E alla domanda se sia stato lui o meno ad uccidere Chiara Poggi, risponde: "Quando mi chiedono se ho ucciso io Chiara penso che non sanno di cosa stanno parlando".
“Nell’immaginario comune un innocente in carcere è un qualcuno che soffre all’ennesima potenza. Per me non lo è, semplicemente perché la mia coscienza è leggera. Alla sera quando mi corico io non ho nulla da rimproverarmi. Certo, ti senti privato di una parte di vita perché togliere la libertà a una persona innocente è violenza, però non hai nulla da rimproverarti, l’hai subìta e basta, non è colpa tua.”
Le indagini
Del suo primo interrogatorio e del suo primo arresto, dice: “Ero spaventato ma anche abbastanza sereno, quella tranquillità di chi ha la convinzione di potere chiarire le cose".
"In quella notte l’accertamento era preliminare [...] ma il meccanismo si era messo in moto: era stato emesso un provvedimento, i carabinieri erano arrivati, i giornalisti erano già fuori dalla caserma, mandare tutti a casa, in qualche modo, credo dispiacesse, e quindi venni accompagnato in carcere.”
E' da lì che nasce in lui la convinzione che quell’episodio possa aver segnato in maniera irreversibile tutta la vicenda processuale successiva e che abbia gettato nell’immaginario collettivo e, secondo lui forse anche in parte della Magistratura, il seme della sua colpevolezza.
Dice: “Credo che questo episodio abbia comunque segnato tutto il seguito della vicenda processuale perché devi immaginarti il terremoto: la Procura di Vigevano aveva portato in carcere davanti a tutta Italia un ragazzo di 24 anni e adesso doveva spiegare il perché aveva sbagliato, e con loro anche i RIS di Parma, i quali avevano indotto il Pubblico Ministero a portare in carcere una persona sulla base di una relazione che era sbagliata.”
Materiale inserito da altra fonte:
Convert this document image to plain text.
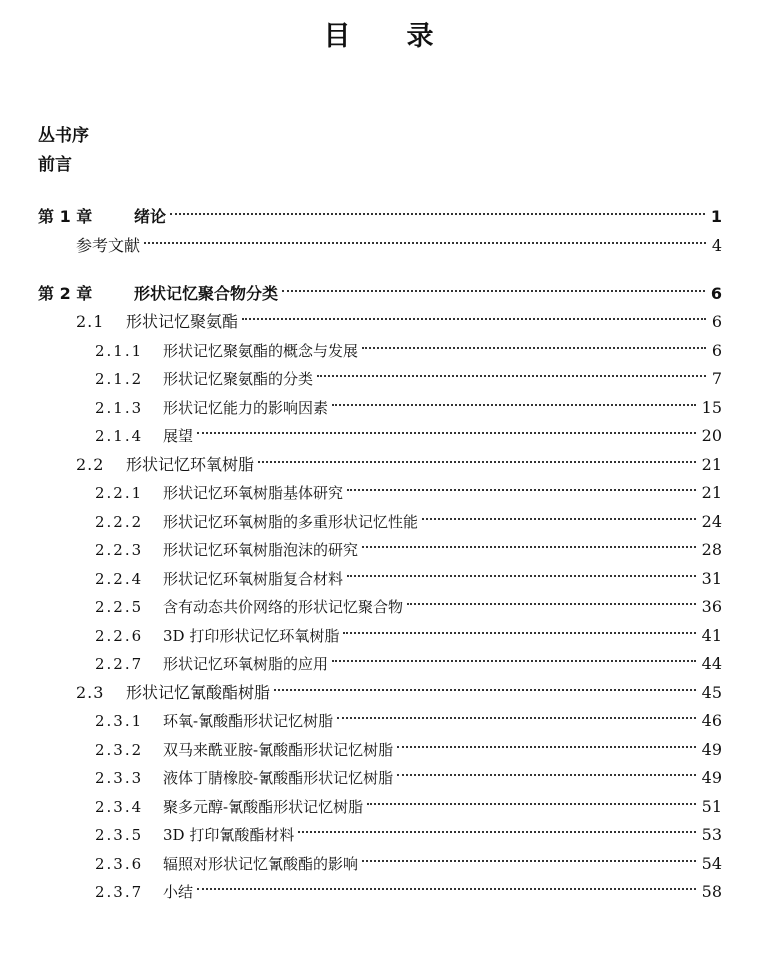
目 录
丛书序
前言
第 1 章	绪论	1
参考文献	4
第 2 章	形状记忆聚合物分类	6
2.1	形状记忆聚氨酯	6
2.1.1	形状记忆聚氨酯的概念与发展	6
2.1.2	形状记忆聚氨酯的分类	7
2.1.3	形状记忆能力的影响因素	15
2.1.4	展望	20
2.2	形状记忆环氧树脂	21
2.2.1	形状记忆环氧树脂基体研究	21
2.2.2	形状记忆环氧树脂的多重形状记忆性能	24
2.2.3	形状记忆环氧树脂泡沫的研究	28
2.2.4	形状记忆环氧树脂复合材料	31
2.2.5	含有动态共价网络的形状记忆聚合物	36
2.2.6	3D 打印形状记忆环氧树脂	41
2.2.7	形状记忆环氧树脂的应用	44
2.3	形状记忆氰酸酯树脂	45
2.3.1	环氧-氰酸酯形状记忆树脂	46
2.3.2	双马来酰亚胺-氰酸酯形状记忆树脂	49
2.3.3	液体丁腈橡胶-氰酸酯形状记忆树脂	49
2.3.4	聚多元醇-氰酸酯形状记忆树脂	51
2.3.5	3D 打印氰酸酯材料	53
2.3.6	辐照对形状记忆氰酸酯的影响	54
2.3.7	小结	58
Infine, in merito alle indagini, afferma: “Sono passati 15 anni ma in quegli anni i RIS di Parma erano un po' mitizzati. [...] Non si trattava più di svolgere un’indagine ma si trattava di salvare la propria carriera, la propria reputazione. Questo poi ha comportato tutta una serie di conseguenze di inezie, di incapacità di tornare indietro, non so se mi spiego. Per ammettere i propri sbagli bisogna avere coraggio, carattere".